The Only Coach E&S Ever Had
When George Washington Carver High School of Engineering & Science joined the Philadelphia Public League for the 1981-82 basketball season, they hired a young math teacher named C.M. "Charlie" Brown to coach the team. Thirty-six years later, in November 2017, he retired as the winningest coach in the short history of the Engineers — the only basketball coach E&S had ever had.
His final ledger: 438-346 overall, 265-197 in Public League play. Fifth-most career wins by any coach in Public League history. Four 1,000-point scorers. Three Public League semifinal appearances. One championship-game appearance. And a succession plan that mattered to him as much as any of the wins — the late father's voice in his ear, always.
Teaching experience is going to be one of the most rewarding experiences that you will ever have.
"Believe It" — Michael Anderson's 66-Point Night
On February 10, 1984, E&S played Thomas Edison in a non-league game. Michael Anderson, a 6-1 lead guard on the E&S varsity, had scored 46 points against Olney and 40 points against Southern earlier that week. Against Edison, he scored 66 — 20-for-29 from the field, 26-for-32 from the line, in 28½ minutes of playing time. E&S won 93-78.
It was the fourth-highest total in Philadelphia scholastic basketball history, behind only Wilt Chamberlain's 90 and 74 (1955) and 71 (1954).

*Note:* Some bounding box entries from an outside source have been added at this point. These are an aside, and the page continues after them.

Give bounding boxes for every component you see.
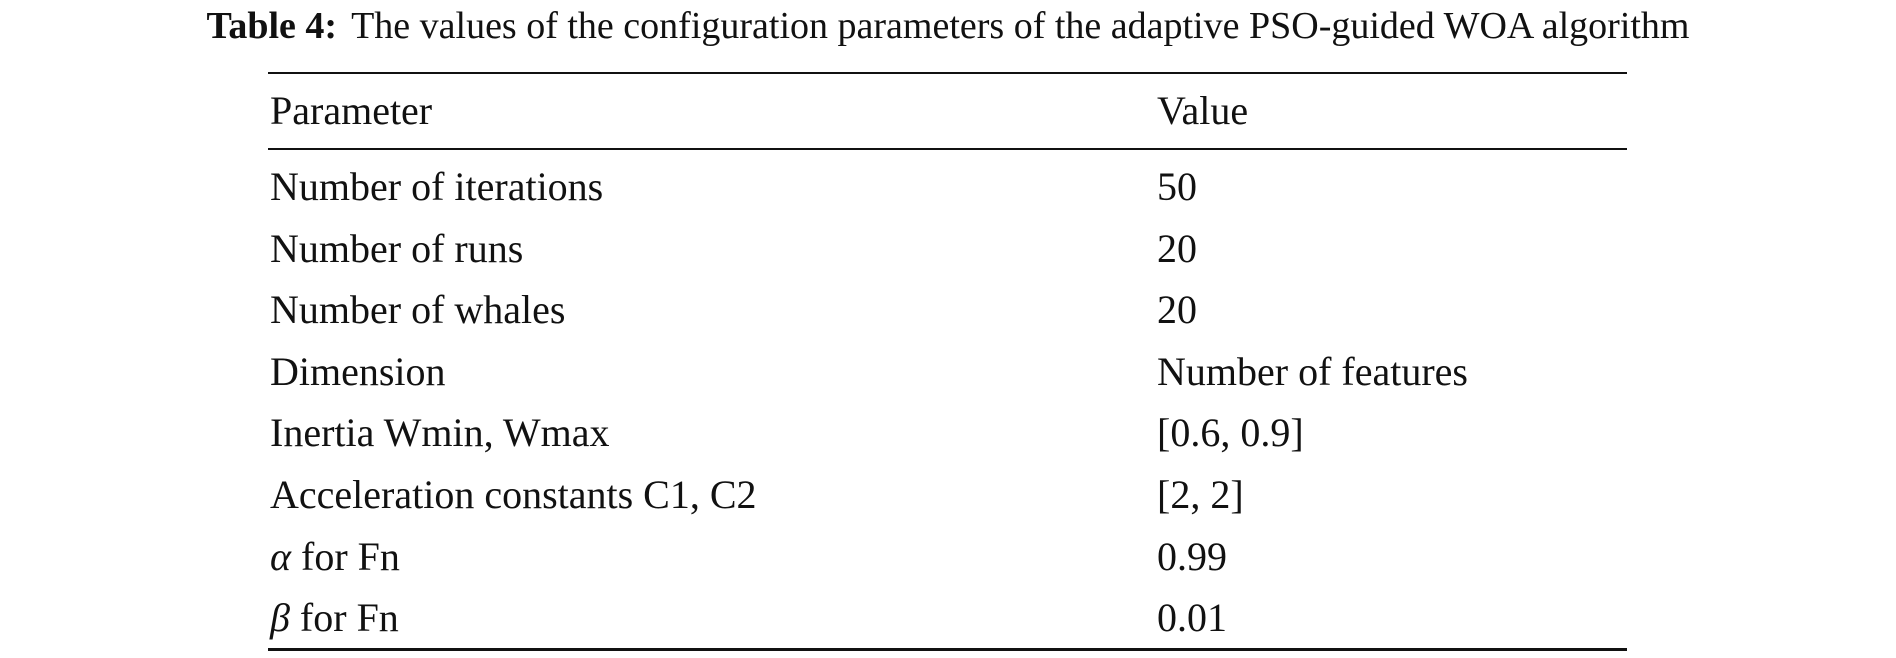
value-cell: [0.6, 0.9] bbox=[1157, 410, 1304, 456]
header-rule bbox=[268, 148, 1627, 150]
parameter-cell: Number of whales bbox=[270, 287, 566, 333]
bottom-rule bbox=[268, 648, 1627, 651]
caption-label: Table 4: bbox=[206, 5, 338, 47]
parameter-cell: α for Fn bbox=[270, 533, 400, 579]
value-cell: 20 bbox=[1157, 287, 1197, 333]
caption-text: The values of the configuration paramete… bbox=[351, 5, 1690, 47]
parameter-cell: Number of runs bbox=[270, 225, 524, 271]
value-cell: [2, 2] bbox=[1157, 472, 1244, 517]
header-cell: Parameter bbox=[270, 88, 433, 133]
parameter-cell: Dimension bbox=[270, 348, 446, 394]
value-cell: 50 bbox=[1157, 164, 1197, 209]
caption: Table 4: The values of the configuration … bbox=[0, 4, 1896, 48]
value-cell: Number of features bbox=[1157, 348, 1468, 394]
top-rule bbox=[268, 72, 1627, 74]
value-cell: 20 bbox=[1157, 225, 1197, 271]
parameter-cell: Inertia Wmin, Wmax bbox=[270, 410, 610, 456]
value-cell: 0.01 bbox=[1157, 595, 1227, 641]
parameter-cell: Number of iterations bbox=[270, 164, 604, 209]
value-cell: 0.99 bbox=[1157, 533, 1227, 579]
parameter-cell: Acceleration constants C1, C2 bbox=[270, 472, 757, 517]
parameter-cell: β for Fn bbox=[270, 595, 399, 641]
header-cell: Value bbox=[1157, 88, 1249, 133]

No matter who I told, it seemed like nobody believed me. When I came home, I mentioned to my pop that we won and when he asked me how many I'd scored, I told him 66. He said, 'Come on, how many did you really score?'
Brown, as always, tried to frame it for the next morning's newspaper: "Mike got some layups, but he also hit quite a few jump shots. Edison played man-to-man at the end, but they opened in a zone and it didn't keep Mike from driving. And, of course, he took — and made — a whole lot of foul shots. The score was something like 76-71 with 2½ minutes left, then Mike just exploded. He scored most of our last 17 points — and that's even with sitting out the last minute."
Anderson finished his career with 1,378 points at E&S and was recruited by Drexel, Villanova, Seton Hall, Northeastern, and Boston University.
The Lynn Greer Era
Brown's best stretch came in the mid-1990s behind junior guard Lynn Greer, a three-time first-team All-Public selection (1995, 1996, 1997) who finished his E&S career with 1,991 points — the school's all-time leading scorer — and was the Daily News Player of the Year in 1997.